Forget all the myths you’ve heard about hiring and handling wedding bands —we’re here to debunk them once and for all.. No, you won’t have total control over every song played (but you can communicate your preferences early and clearly). Here are the top wedding music misconceptions and why they couldn’t be further from the truth
- Bands take way too many breaks.
One common concern about hiring a wedding band we hear from clients is that each 30 to 60-minute set they play will be followed by a 15 to 30-minute break filled with music from a compilation CD—and that bored guests will vacate the dance floor. But you can manage your band’s need for downtime so it doesn’t disrupt the party too much. Ask the band members to stagger their breaks so there’s live music throughout the night (it may cost an extra fee). Guests will stay entertained and the dance floor will stay full.
- The band will play cheesy tunes.
Worried your wedding band has their mind set on the “Electric Slide” and “The Wobble,” when you’re thinking more along the lines of “Natural Woman” and “This Will Be”? It doesn’t have to be that way—your wedding band wants to play what you want to hear, but you have to communicate your tastes. Don’t rely on words alone—terms like “dance music,” “rock songs” and “slow songs” are vague and can easily be misinterpreted. Make sure you’re on the same music style page and give them a detailed playlist and a do-not-play list.
- The MC always talks too much
You’ve probably heard about (or been to) weddings where a MC, in a misguided attempt to emcee, talked more than the audience bargained for—with cringe-worthy results.

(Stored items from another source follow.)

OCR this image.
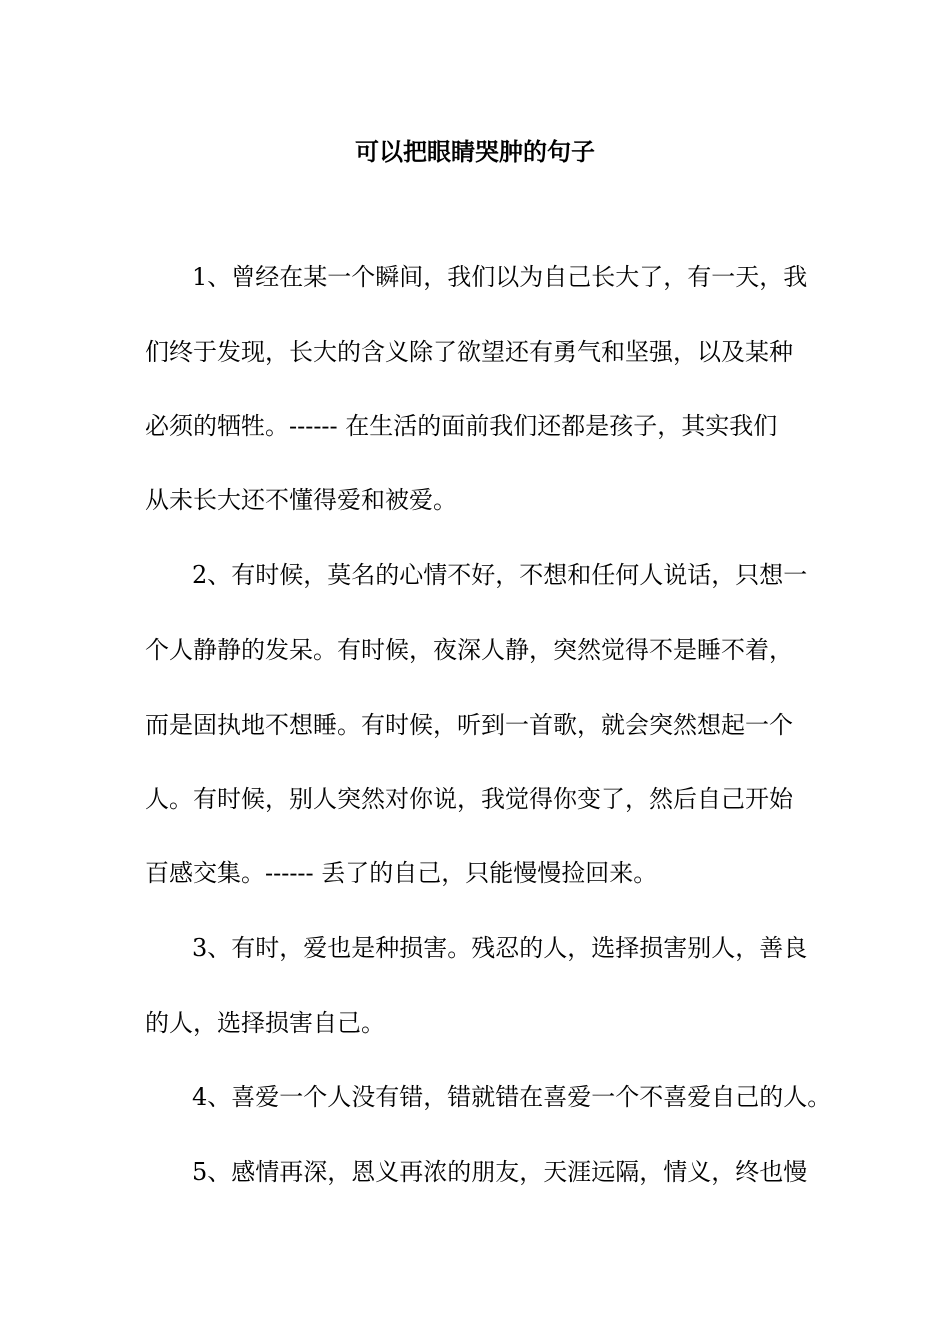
可以把眼睛哭肿的句子

1、曾经在某一个瞬间，我们以为自己长大了，有一天，我

们终于发现，长大的含义除了欲望还有勇气和坚强，以及某种

必须的牺牲。------ 在生活的面前我们还都是孩子，其实我们

从未长大还不懂得爱和被爱。

2、有时候，莫名的心情不好，不想和任何人说话，只想一

个人静静的发呆。有时候，夜深人静，突然觉得不是睡不着，

而是固执地不想睡。有时候，听到一首歌，就会突然想起一个

人。有时候，别人突然对你说，我觉得你变了，然后自己开始

百感交集。------ 丢了的自己，只能慢慢捡回来。

3、有时，爱也是种损害。残忍的人，选择损害别人，善良

的人，选择损害自己。

4、喜爱一个人没有错，错就错在喜爱一个不喜爱自己的人。

5、感情再深，恩义再浓的朋友，天涯远隔，情义，终也慢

An
experienced wedding band MC, however, will only speak when it’s appropriate. To ensure your MC doesn’t abuse their proximity to the mic, be specific about when you want them to talk and when you don’t. If you’re nervous they’ll be a chatterbox, consider sending an example of what you find inappropriate.

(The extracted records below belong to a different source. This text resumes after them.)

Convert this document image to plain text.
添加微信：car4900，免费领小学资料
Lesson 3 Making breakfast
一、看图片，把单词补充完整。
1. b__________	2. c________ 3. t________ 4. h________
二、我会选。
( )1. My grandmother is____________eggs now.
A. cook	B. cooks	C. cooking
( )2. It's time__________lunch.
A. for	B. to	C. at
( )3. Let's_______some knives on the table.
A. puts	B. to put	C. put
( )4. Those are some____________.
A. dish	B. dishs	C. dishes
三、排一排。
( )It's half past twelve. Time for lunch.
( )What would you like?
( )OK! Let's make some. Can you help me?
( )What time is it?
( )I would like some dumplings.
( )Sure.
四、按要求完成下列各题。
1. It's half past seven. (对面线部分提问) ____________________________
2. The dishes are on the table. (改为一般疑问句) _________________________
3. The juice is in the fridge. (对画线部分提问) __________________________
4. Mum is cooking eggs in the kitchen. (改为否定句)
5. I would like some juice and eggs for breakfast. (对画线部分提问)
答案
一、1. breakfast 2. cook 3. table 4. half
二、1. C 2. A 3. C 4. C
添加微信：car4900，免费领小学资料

- You have total control over everything.
You shouldn’t try to micromanage the music. To some extent, your lists should be guidelines for your pro, not hard-and-fast rules. Your wedding band should know the genre you’re interested in, but let them choose the best way to play the music—after all, it’s their job to keep people on the dance floor. Give your band some flexibility to react to the crowd and adjust the pitch accordingly. You need to trust they know what to do. That’s why you paid all that money!
- Bands love line dances.
The days when it was all the rage for a wedding band to encourage a conga line, the “YMCA” or “The Salsa” are over. Ask for YouTube clips or other footage of previous performances to get a sense of how they interact with the crowd. Just keep in mind you can’t alter a band’s style as easily. If their live act is rambunctious and interactive (complete with line dances), then asking them to change might hamper their performance, and you’re probably better off going with a different group.
- A band can’t offer enough variety.
You’d be surprised by the musical depth a high-quality wedding band can offer. One indication that a band has versatility is if they have more than one singer—if they have both male and female vocalists, for example, chances are they’re open to a wider range of songs. Though a band may specialize in a style (like big band or soul), they’re professional musicians and should be able to stray at least a little from their niche. If a few of the songs you have your heart set on aren’t in the band’s repertoire, simply ask them to learn the songs before your wedding—most bands will learn between three and five songs if you give them enough notice.
- Hiring a bar band is a good idea.
Unless they also have a lot of experience with weddings, using a band that’s oriented primarily toward nightclubs is risky since they won’t be adept at pleasing a diverse crowd. It’s much smarter to find somebody who has experience in wedding entertainment. If you’re inviting coworkers, grandparents, and children, the entertainment should offer something for everyone.
- Slow songs must come first
Some couples request that their wedding band play slow songs early on to please their older guests, and then switch over to more lively beats so the younger crowd can dominate the floor until the last call. But it can be more fun for you and your guests if you have your band mix it up throughout the night. Alternating between speeds, styles, and eras of music will keep wedding guests of all ages more engaged and encourage them to broaden the range of music they’ll jam out to, with truly memorable results so no one leaves early!
- Bands are loud
A pair of ears would indeed hurt after a while if they were right next to a drum set being played at full volume against a cranked speaker, but that’s far from the wedding band experience. A sound check is about more than whether the members themselves can hear what they’re doing; it’s a necessary precaution to ensure that everyone – including you – can hear everything they’re supposed to, nothing more, nothing less. Make no mistake, all wedding bands will do this to ensure everyone in the room can enjoy what they’re doing. They’ll also adjust the volume accordingly.